There’s another wrinkle in estimating how much the affordability of college or university would change if interest rates are cut to zero. Each $1,000 reduction in interest payments, therefore, would actually mean only a net $850 back in the pockets of Ontario graduates, or $700 for Quebec graduates.
Those with more federal borrowing will save more. While that might seem to mean those who need the most help benefit the most, as noted earlier, borrowing is greater for university than college students, and greater for MA and PhD students than undergraduate students. But university graduates also tend to earn more than college graduates, and those with MAs and PhDs earn more than those with BAs. As a result, the types of students who borrow more also tend to have higher incomes after leaving school and are better able to repay the debt. Default rates for these groups tend to be lower than for groups that tend to borrow less.
A significant proportion of borrowers would not benefit at all, because they already have a zero interest rate specifically, all students in the first six months after leaving studies (between three and five per cent of all borrowers in repayment) and all borrowers in RAP with zero repayments (roughly 20-25 per cent of borrowers in repayment). Further, because of the current moratorium on student loan interest, a permanent zero-interest-rate policy will save borrowers money only after .
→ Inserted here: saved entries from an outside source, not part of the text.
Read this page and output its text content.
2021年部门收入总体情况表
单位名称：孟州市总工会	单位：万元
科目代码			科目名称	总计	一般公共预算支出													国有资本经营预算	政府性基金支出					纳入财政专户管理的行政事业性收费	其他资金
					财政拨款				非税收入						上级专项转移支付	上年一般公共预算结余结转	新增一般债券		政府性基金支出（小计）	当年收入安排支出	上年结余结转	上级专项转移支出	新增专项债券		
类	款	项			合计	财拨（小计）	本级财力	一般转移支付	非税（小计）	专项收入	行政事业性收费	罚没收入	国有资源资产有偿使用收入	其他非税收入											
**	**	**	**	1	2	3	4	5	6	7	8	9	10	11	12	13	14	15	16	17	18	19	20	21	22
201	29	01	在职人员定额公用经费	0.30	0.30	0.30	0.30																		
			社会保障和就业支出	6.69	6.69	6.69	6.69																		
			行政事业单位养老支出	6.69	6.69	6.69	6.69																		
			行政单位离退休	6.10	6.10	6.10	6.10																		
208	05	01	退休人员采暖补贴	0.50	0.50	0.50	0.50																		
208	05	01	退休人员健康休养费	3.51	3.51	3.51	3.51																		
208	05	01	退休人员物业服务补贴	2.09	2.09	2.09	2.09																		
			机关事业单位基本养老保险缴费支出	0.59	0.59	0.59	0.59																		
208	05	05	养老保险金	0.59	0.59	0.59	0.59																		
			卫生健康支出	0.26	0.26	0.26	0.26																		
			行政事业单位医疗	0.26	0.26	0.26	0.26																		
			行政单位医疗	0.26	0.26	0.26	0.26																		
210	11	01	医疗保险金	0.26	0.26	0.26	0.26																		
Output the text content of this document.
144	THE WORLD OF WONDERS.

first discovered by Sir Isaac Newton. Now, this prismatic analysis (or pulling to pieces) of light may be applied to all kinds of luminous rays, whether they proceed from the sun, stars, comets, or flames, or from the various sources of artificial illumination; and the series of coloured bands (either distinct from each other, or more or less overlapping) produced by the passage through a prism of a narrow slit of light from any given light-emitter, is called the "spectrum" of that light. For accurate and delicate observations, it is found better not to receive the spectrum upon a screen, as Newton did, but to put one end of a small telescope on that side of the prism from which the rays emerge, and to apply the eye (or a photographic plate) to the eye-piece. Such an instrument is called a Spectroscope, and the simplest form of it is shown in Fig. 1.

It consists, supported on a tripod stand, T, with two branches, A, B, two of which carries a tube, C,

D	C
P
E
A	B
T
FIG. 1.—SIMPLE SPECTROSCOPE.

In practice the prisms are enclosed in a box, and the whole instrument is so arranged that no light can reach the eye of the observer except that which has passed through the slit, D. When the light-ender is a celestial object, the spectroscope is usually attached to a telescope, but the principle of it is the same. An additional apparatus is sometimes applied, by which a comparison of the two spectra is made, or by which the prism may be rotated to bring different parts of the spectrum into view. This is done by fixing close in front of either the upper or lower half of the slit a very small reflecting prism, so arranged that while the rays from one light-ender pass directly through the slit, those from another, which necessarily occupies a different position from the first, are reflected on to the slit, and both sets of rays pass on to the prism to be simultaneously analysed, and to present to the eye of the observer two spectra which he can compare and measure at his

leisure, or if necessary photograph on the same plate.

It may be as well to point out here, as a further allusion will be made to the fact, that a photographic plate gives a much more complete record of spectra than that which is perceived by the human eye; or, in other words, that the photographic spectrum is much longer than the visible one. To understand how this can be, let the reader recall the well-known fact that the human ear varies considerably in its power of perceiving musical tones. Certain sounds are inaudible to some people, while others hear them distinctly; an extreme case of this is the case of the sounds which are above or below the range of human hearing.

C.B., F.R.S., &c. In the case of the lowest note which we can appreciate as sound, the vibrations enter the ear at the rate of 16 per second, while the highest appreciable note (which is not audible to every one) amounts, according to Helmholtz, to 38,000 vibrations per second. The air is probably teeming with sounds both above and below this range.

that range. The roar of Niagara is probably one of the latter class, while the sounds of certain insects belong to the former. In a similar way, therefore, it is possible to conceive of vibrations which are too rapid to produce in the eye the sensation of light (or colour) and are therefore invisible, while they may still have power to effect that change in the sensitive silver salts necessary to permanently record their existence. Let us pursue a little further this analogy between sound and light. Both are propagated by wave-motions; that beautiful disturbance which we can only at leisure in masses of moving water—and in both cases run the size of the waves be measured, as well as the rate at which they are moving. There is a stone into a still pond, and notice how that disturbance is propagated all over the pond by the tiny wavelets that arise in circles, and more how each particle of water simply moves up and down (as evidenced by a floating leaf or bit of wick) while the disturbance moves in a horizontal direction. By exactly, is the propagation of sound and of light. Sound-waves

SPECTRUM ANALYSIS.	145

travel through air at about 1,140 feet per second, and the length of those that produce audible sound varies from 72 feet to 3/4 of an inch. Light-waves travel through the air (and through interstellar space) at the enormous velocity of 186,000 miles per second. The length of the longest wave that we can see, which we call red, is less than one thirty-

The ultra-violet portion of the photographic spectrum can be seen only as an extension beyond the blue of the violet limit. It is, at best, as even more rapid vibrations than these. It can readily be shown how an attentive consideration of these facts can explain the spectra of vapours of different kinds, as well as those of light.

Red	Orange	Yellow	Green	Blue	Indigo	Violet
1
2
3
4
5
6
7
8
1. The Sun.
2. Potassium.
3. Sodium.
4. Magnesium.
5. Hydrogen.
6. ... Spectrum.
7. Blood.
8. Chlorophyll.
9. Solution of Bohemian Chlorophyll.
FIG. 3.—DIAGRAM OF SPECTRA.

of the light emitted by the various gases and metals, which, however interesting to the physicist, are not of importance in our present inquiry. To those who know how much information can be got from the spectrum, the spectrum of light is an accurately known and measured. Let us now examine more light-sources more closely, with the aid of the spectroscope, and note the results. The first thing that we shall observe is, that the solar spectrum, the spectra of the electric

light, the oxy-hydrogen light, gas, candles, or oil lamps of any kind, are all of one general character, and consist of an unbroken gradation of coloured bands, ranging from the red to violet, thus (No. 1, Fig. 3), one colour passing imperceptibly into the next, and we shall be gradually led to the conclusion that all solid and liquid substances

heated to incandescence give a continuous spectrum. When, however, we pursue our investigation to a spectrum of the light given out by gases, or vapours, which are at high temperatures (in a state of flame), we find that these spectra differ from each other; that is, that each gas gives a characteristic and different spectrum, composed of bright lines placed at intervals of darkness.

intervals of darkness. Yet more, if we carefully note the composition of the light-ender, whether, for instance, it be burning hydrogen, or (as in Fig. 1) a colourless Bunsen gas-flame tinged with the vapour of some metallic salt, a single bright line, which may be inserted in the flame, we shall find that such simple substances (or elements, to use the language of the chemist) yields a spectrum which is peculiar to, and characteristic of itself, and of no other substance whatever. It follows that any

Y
If the goal of a zero-interest-policy is to target assistance to those struggling with repayments after leaving school, several other policy changes would be better.
First, RAP could be further improved, building on the changes in the federal budgets of 2019 and 2021. Most ambitiously, RAP could be made the default repayment plan for all borrowers, removing the need for those eligible to reapply every six months, as well as making repayments simpler and more predictable for students.
Second, allowing earlier debt reduction would help many of those struggling the most. The NDP has also said it would consider across-the-board debt reductions, while the Liberal platform mentions debt forgiveness for professionals working in rural areas. A change to RAP that allowed for phased-in debt relief for those with low incomes before they have spent 60 months on RAP or before they have been in repayment for 10 years since leaving school would more effective than such one-off debt forgiveness.
Third, making student loans dischargeable in bankruptcy would help those in the greatest financial trouble, even though it would affect relatively few borrowers.